By the time we drove back to Shanghai, it was close to 9pm and we ate dinner near the hotel. Rocky picked the place out and it totally sucked. We ordered ahrimp dish and when it came, it had no shrimp. We sent it back and when they returned with it, they came back with the exact same dish and a separate tiny dish with a single chopped up shrimp. Definite WTF moment.

The next day was spent exploring some other Shanghai sites like the Jade Buddha Temple, which contains, of course, a big ass jade Buddha. I was surprised that there were so many active Monks there. Rocky was telling us that Monks are well off financially due to many rich Chinese donating to the temples for good fortune. We visited the Shanghai Museum and also went to Tianzifang, which is a series of narrow alleys that were former Shikumen and was converted into artist workshops, storefronts and cafes. It was sort of like an art version of Xintiandi in narrower stone alleys.

The last site we saw was the water town of Zhouzhuang. There are several water towns around Shanghai and we just happen to pick this one. It's kind of weird... it's set up sort of like a theme park. You pay your entrance fee and then go through a turn style and you're in a strange little village/town that feels like Chinese Venice. I got the feeling that no one even lives there and they're all just employees of the "theme park". Regardless, it's a really cool experience. There's lots of great looking architecture with the narrow waterways and bridges. We mostly just cruised around the alleys, visited a few of the old style homes and took a private boat ride.

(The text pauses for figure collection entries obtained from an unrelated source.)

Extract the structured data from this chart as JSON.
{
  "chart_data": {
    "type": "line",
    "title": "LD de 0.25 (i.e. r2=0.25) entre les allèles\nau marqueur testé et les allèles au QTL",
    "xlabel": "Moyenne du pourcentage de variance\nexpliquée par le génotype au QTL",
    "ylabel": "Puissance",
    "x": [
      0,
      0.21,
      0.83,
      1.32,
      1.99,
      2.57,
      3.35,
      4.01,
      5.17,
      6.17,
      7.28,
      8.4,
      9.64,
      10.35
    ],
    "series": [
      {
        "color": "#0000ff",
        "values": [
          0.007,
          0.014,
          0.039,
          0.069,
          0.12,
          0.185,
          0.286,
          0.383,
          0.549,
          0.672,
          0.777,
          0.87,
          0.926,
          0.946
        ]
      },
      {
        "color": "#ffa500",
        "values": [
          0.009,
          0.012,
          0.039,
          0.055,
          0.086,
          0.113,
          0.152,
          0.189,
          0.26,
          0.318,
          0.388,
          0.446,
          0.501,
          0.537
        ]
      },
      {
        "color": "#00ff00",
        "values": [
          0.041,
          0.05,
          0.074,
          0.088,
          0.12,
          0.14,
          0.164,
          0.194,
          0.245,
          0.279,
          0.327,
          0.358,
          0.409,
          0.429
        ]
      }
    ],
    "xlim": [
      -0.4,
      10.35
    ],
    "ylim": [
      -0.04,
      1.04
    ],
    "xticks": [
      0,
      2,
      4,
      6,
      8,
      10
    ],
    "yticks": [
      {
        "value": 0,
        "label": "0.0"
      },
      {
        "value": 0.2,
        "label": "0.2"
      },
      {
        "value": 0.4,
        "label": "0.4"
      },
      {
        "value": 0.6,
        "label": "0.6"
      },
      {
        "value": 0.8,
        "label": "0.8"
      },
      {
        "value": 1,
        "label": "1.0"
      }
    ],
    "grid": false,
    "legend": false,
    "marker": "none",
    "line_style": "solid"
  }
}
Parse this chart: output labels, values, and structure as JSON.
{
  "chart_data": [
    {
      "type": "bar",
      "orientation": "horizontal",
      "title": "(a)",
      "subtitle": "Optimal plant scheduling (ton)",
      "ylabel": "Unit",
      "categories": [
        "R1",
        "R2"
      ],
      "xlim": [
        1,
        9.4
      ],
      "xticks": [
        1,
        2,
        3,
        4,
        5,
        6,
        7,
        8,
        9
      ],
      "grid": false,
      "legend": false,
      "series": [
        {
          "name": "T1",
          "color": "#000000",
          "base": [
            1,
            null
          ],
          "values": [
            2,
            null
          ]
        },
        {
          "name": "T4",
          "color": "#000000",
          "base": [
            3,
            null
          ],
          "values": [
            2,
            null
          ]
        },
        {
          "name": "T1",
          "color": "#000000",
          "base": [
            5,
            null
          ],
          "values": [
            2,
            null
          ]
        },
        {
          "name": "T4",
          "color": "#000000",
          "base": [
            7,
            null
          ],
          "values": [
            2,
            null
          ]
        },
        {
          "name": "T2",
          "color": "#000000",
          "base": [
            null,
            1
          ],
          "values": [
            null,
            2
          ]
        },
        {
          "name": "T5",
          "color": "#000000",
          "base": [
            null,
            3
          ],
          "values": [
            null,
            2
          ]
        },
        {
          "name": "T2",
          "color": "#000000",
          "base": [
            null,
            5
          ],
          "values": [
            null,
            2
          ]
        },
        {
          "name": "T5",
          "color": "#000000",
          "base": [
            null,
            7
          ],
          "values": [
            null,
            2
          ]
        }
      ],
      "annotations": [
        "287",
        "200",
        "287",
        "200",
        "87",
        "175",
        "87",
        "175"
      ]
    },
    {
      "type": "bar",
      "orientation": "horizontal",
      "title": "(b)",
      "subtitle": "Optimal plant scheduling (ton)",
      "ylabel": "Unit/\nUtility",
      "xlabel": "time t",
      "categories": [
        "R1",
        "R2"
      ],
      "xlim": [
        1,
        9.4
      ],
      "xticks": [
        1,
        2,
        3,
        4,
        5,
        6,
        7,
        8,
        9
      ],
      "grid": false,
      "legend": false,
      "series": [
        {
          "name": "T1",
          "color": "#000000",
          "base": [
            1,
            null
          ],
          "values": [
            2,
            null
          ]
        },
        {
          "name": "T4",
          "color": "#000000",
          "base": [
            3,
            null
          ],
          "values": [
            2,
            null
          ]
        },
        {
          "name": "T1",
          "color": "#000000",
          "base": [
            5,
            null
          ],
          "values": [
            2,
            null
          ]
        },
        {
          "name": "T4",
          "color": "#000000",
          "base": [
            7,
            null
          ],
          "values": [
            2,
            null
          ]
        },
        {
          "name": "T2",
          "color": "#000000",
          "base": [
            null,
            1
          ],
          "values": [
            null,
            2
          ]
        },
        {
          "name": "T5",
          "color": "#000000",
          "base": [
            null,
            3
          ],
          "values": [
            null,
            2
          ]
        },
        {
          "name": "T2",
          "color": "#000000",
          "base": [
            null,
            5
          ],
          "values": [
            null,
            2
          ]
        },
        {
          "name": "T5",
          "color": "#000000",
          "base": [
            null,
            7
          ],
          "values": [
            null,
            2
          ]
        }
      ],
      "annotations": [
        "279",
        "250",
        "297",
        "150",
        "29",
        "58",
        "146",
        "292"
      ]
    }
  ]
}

Rocky had said the restaurants there were not great and we should wait to eat lunch back in Shanghai. He picked a great one for us that he eats at regularly and it was by far the coolest restaurant we ate at. Hai Di Lao is a Szechuan hot pot restaurant that has many franchises around China. The restaurant is so popular that they provide services for people waiting in the line up that includes manicures, board games, drinks, snacks and a play area for kids. The eating experience was super fun. You order all your meat and vegetables uncooked and you cook them yourself in a broth of your choice. There is a buffet of sauces where you mix and create your own flavour.

So all in all, that pretty much sums up my trip to China with my folks. Here are a few anecdotal tidbits I learned from the tour guides on this trip:

1. Lots of websites are blocked in China including facebook and youtube, the former because of the potential of an uprising (like what happened in Egypt) and the latter because the government is embarrassed about occurrences in the past (Tienanmen Square, Lhasa riots etc).

2. Higher percent men in most area due to the one child policy gives more power to women as they get the pick of the litter. I never knew the one child policy varied and also that ultrasound is illegal in China.

3. Government jobs pay great in China.

4. Saw this article before I left for China. It's so true. The majority of public washrooms in China are terrible by North American standards. It's surprising seeing as they have the man power and technology to be able to fix and maintain a toilet of all things. For a country and people as proud as they are, it seems pretty strange.